The most emotionally charged appeals have come from low-lying islands, which fear being submerged as polar ice melts and whose teams flew to Dubai at great expense to their national budgets.
John Silk, the negotiator from the Marshall Islands, which lies on average 2.1 metres (seven feet) above sea level, said Monday that his country "did not come here to sign our death warrant".
- 'War for survival' -
Veteran US negotiator John Kerry has also urged stronger language on phasing out fossil fuels, even though the United States is the world's top oil producer and the rival Republican Party is deeply opposed to action on climate.
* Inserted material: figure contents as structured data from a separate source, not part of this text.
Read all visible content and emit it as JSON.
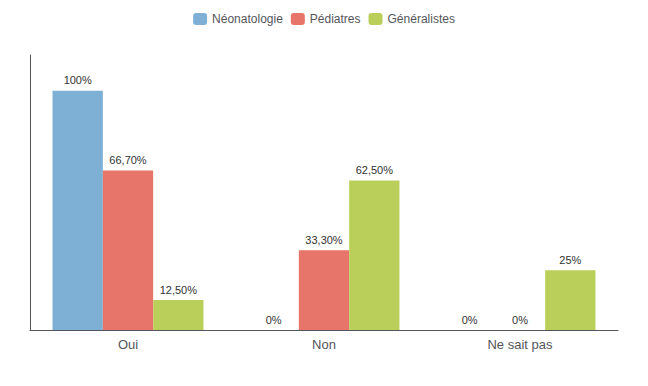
{
  "chart_data": {
    "type": "bar",
    "categories": [
      "Oui",
      "Non",
      "Ne sait pas"
    ],
    "series": [
      {
        "name": "Néonatologie",
        "color": "#7EB0D5",
        "values": [
          100,
          0,
          0
        ],
        "value_labels": [
          "100%",
          "0%",
          "0%"
        ]
      },
      {
        "name": "Pédiatres",
        "color": "#E8756A",
        "values": [
          66.7,
          33.3,
          0
        ],
        "value_labels": [
          "66,70%",
          "33,30%",
          "0%"
        ]
      },
      {
        "name": "Généralistes",
        "color": "#BACE5A",
        "values": [
          12.5,
          62.5,
          25
        ],
        "value_labels": [
          "12,50%",
          "62,50%",
          "25%"
        ]
      }
    ],
    "ylim": [
      0,
      115
    ],
    "data_labels": true,
    "tick_labels": "x",
    "legend": "top",
    "grid": false
  }
}
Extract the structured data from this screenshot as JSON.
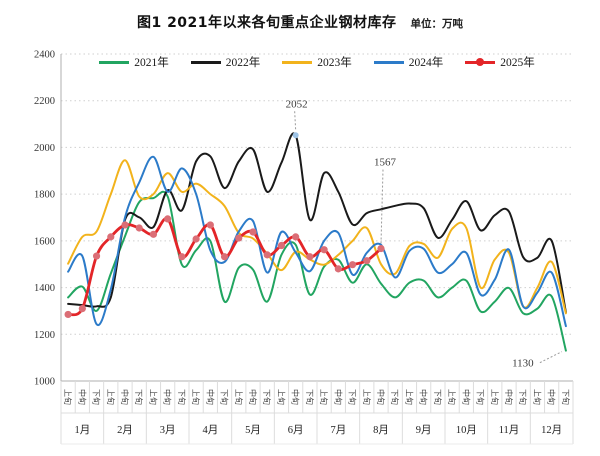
{
  "title": "图1  2021年以来各旬重点企业钢材库存",
  "unit_label": "单位：万吨",
  "colors": {
    "grid": "#CFCFCF",
    "axis": "#AFAFAF",
    "cell_border": "#DCDCDC",
    "tick_label": "#333333",
    "annotation_text": "#3A3A3A",
    "leader_line": "#9A9A9A"
  },
  "chart_data": {
    "type": "line",
    "title": "图1  2021年以来各旬重点企业钢材库存",
    "unit": "万吨",
    "grid": "dotted horizontal",
    "legend_position": "top",
    "y_axis": {
      "min": 1000,
      "max": 2400,
      "step": 200,
      "ticks": [
        2400,
        2200,
        2000,
        1800,
        1600,
        1400,
        1200,
        1000
      ]
    },
    "x_axis": {
      "periods": [
        "上旬",
        "中旬",
        "下旬"
      ],
      "months": [
        "1月",
        "2月",
        "3月",
        "4月",
        "5月",
        "6月",
        "7月",
        "8月",
        "9月",
        "10月",
        "11月",
        "12月"
      ]
    },
    "series": [
      {
        "name": "2021年",
        "color": "#22A561",
        "values": [
          1358,
          1404,
          1300,
          1460,
          1620,
          1766,
          1783,
          1790,
          1498,
          1560,
          1600,
          1340,
          1485,
          1477,
          1340,
          1540,
          1583,
          1370,
          1490,
          1519,
          1421,
          1500,
          1417,
          1358,
          1421,
          1430,
          1358,
          1400,
          1430,
          1298,
          1340,
          1398,
          1290,
          1310,
          1362,
          1130
        ]
      },
      {
        "name": "2022年",
        "color": "#1A1A1A",
        "values": [
          1330,
          1325,
          1320,
          1358,
          1690,
          1701,
          1659,
          1817,
          1731,
          1940,
          1962,
          1826,
          1940,
          1992,
          1810,
          1934,
          2052,
          1690,
          1890,
          1810,
          1670,
          1719,
          1735,
          1750,
          1760,
          1740,
          1613,
          1690,
          1770,
          1645,
          1710,
          1725,
          1530,
          1528,
          1600,
          1295
        ]
      },
      {
        "name": "2023年",
        "color": "#F2B31C",
        "values": [
          1502,
          1617,
          1640,
          1800,
          1945,
          1790,
          1800,
          1890,
          1810,
          1845,
          1800,
          1749,
          1634,
          1610,
          1545,
          1475,
          1553,
          1520,
          1498,
          1540,
          1600,
          1655,
          1500,
          1460,
          1578,
          1587,
          1528,
          1651,
          1655,
          1400,
          1520,
          1549,
          1319,
          1400,
          1510,
          1290
        ]
      },
      {
        "name": "2024年",
        "color": "#2C7BC9",
        "values": [
          1468,
          1535,
          1243,
          1392,
          1700,
          1850,
          1960,
          1810,
          1910,
          1800,
          1560,
          1510,
          1640,
          1685,
          1464,
          1638,
          1550,
          1470,
          1600,
          1634,
          1455,
          1549,
          1583,
          1443,
          1557,
          1566,
          1464,
          1500,
          1549,
          1370,
          1434,
          1562,
          1319,
          1379,
          1464,
          1235
        ]
      },
      {
        "name": "2025年",
        "color": "#E32528",
        "marker_color": "#DB6E76",
        "values": [
          1285,
          1310,
          1535,
          1617,
          1668,
          1655,
          1628,
          1694,
          1532,
          1608,
          1668,
          1532,
          1612,
          1638,
          1540,
          1580,
          1617,
          1532,
          1562,
          1480,
          1498,
          1515,
          1567
        ]
      }
    ],
    "annotations": [
      {
        "text": "2052",
        "series": "2022年",
        "point_index": 16,
        "marker_color": "#9DC3E6"
      },
      {
        "text": "1567",
        "series": "2025年",
        "point_index": 22
      },
      {
        "text": "1130",
        "series": "2021年",
        "point_index": 35
      }
    ]
  }
}
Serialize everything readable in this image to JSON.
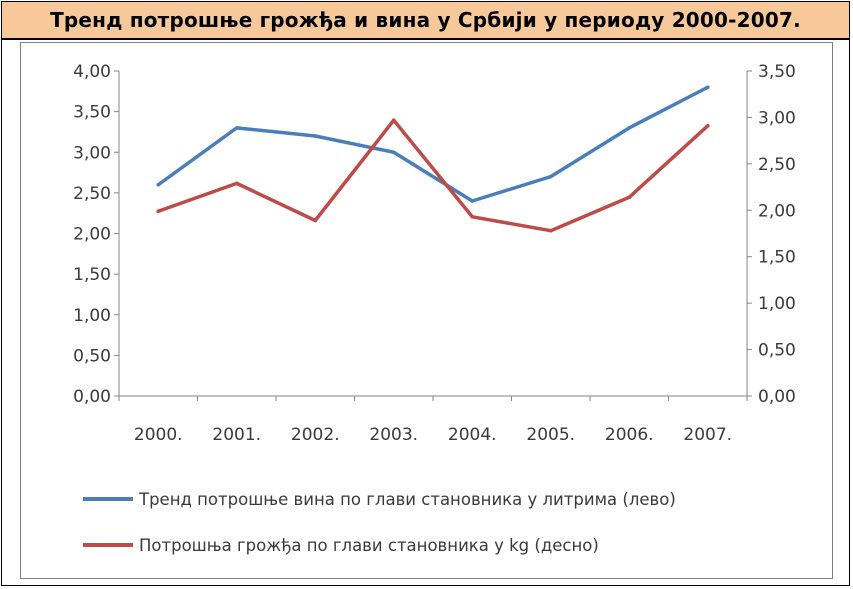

"This is a war for survival," Kerry, who helped negotiate the Paris accord, told a closed-door session in the early hours Tuesday.
Former US vice president Al Gore, who won the Nobel Peace Prize for his climate advocacy, said that Monday's "obsequious" draft looked as if it had been written by the OPEC oil cartel and warned that without changes the summit would be "the most embarrassing and dismal failure in 28 years of international climate negotiations".
The 21-page text does not go so far as to demand action on fossil fuels, only presenting measures that nations "could" take.
"This is not a menu in a restaurant. We have to do all of these things," Canada's Steven Guilbeault, part of a group of ministers tasked by Jaber to shepherd negotiations, told AFP.
"Parties are working around the clock," she said. "Negotiators are scurrying around rooms and on phone calls to try to find the places where they can agree."